Beyond the Hype: A dispassionate look at vision-language models in medical scenario

Yang Nan,Huichi Zhou,Xiaodan Xing,Guang Yang
2024-08-16
Abstract:Recent advancements in Large Vision-Language Models (LVLMs) have demonstrated remarkable capabilities across diverse tasks, garnering significant attention in AI communities. However, their performance and reliability in specialized domains such as medicine remain insufficiently assessed. In particular, most assessments over-concentrate in evaluating VLMs based on simple Visual Question Answering (VQA) on multi-modality data, while ignoring the in-depth characteristic of LVLMs. In this study, we introduce RadVUQA, a novel Radiological Visual Understanding and Question Answering benchmark, to comprehensively evaluate existing LVLMs. RadVUQA mainly validates LVLMs across five dimensions: 1) Anatomical understanding, assessing the models' ability to visually identify biological structures; 2) Multimodal comprehension, which involves the capability of interpreting linguistic and visual instructions to produce desired outcomes; 3) Quantitative and spatial reasoning, evaluating the models' spatial awareness and proficiency in combining quantitative analysis with visual and linguistic information; 4) Physiological knowledge, measuring the models' capability to comprehend functions and mechanisms of organs and systems; and 5) Robustness, which assesses the models' capabilities against unharmonised and synthetic data. The results indicate that both generalized LVLMs and medical-specific LVLMs have critical deficiencies with weak multimodal comprehension and quantitative reasoning capabilities. Our findings reveal the large gap between existing LVLMs and clinicians, highlighting the urgent need for more robust and intelligent LVLMs. The code and dataset will be available after the acceptance of this paper.

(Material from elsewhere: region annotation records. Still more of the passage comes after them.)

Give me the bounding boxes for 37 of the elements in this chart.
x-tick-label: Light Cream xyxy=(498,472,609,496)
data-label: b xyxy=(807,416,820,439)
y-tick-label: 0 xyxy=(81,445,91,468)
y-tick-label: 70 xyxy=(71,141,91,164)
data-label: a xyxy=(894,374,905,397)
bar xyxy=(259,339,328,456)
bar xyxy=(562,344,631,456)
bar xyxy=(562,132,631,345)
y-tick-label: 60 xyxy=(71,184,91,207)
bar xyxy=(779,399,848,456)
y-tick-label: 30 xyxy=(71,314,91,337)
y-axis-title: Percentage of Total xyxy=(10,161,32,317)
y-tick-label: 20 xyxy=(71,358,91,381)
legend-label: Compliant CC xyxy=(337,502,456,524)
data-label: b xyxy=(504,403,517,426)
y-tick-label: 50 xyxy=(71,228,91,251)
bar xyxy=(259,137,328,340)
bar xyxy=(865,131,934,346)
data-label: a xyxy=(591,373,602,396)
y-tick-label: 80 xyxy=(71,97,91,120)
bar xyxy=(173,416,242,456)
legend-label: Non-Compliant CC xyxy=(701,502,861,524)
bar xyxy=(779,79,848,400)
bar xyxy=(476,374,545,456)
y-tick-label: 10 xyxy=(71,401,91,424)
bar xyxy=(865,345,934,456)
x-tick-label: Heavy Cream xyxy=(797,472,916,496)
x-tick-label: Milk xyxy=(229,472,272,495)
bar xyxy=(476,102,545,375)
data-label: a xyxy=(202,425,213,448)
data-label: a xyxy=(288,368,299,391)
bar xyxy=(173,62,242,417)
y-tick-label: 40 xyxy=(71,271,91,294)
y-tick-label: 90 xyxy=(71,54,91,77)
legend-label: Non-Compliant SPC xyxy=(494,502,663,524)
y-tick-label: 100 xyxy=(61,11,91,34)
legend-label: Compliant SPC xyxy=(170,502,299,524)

Computer Vision and Pattern Recognition,Artificial Intelligence
What problem does this paper attempt to address?
### Problems the Paper Aims to Solve The paper aims to address the issue of inadequate performance evaluation of Large Vision-Language Models (LVLMs) in the medical field. Despite the impressive performance of LVLMs in various tasks and the widespread attention they have garnered in the AI community in recent years, their performance and reliability in specialized fields like medicine have not been thoroughly assessed. Specifically, existing evaluations mostly focus on visual question answering (VQA) on simple multimodal data, neglecting the deeper characteristics of LVLMs in medical scenarios. To this end, the authors propose a new benchmark dataset, RadVUQA, for comprehensive evaluation of existing LVLMs. RadVUQA evaluates models from five dimensions: 1. **Anatomical Understanding**: Evaluates the model's ability to recognize biological structures. 2. **Multimodal Understanding**: Assesses the model's ability to interpret language and visual instructions. 3. **Quantitative and Spatial Reasoning**: Evaluates the model's spatial awareness and its ability to combine quantitative analysis, visual, and language information. 4. **Physiological Knowledge**: Assesses the model's understanding of organ functions and mechanisms. 5. **Robustness**: Evaluates the model's performance on discordant or synthetic data. The study finds that both general-purpose LVLMs and medical-specific LVLMs exhibit significant deficiencies in multimodal understanding and quantitative reasoning. These findings reveal a substantial gap between existing LVLMs and clinical needs, highlighting the urgent need to develop more robust and intelligent LVLMs.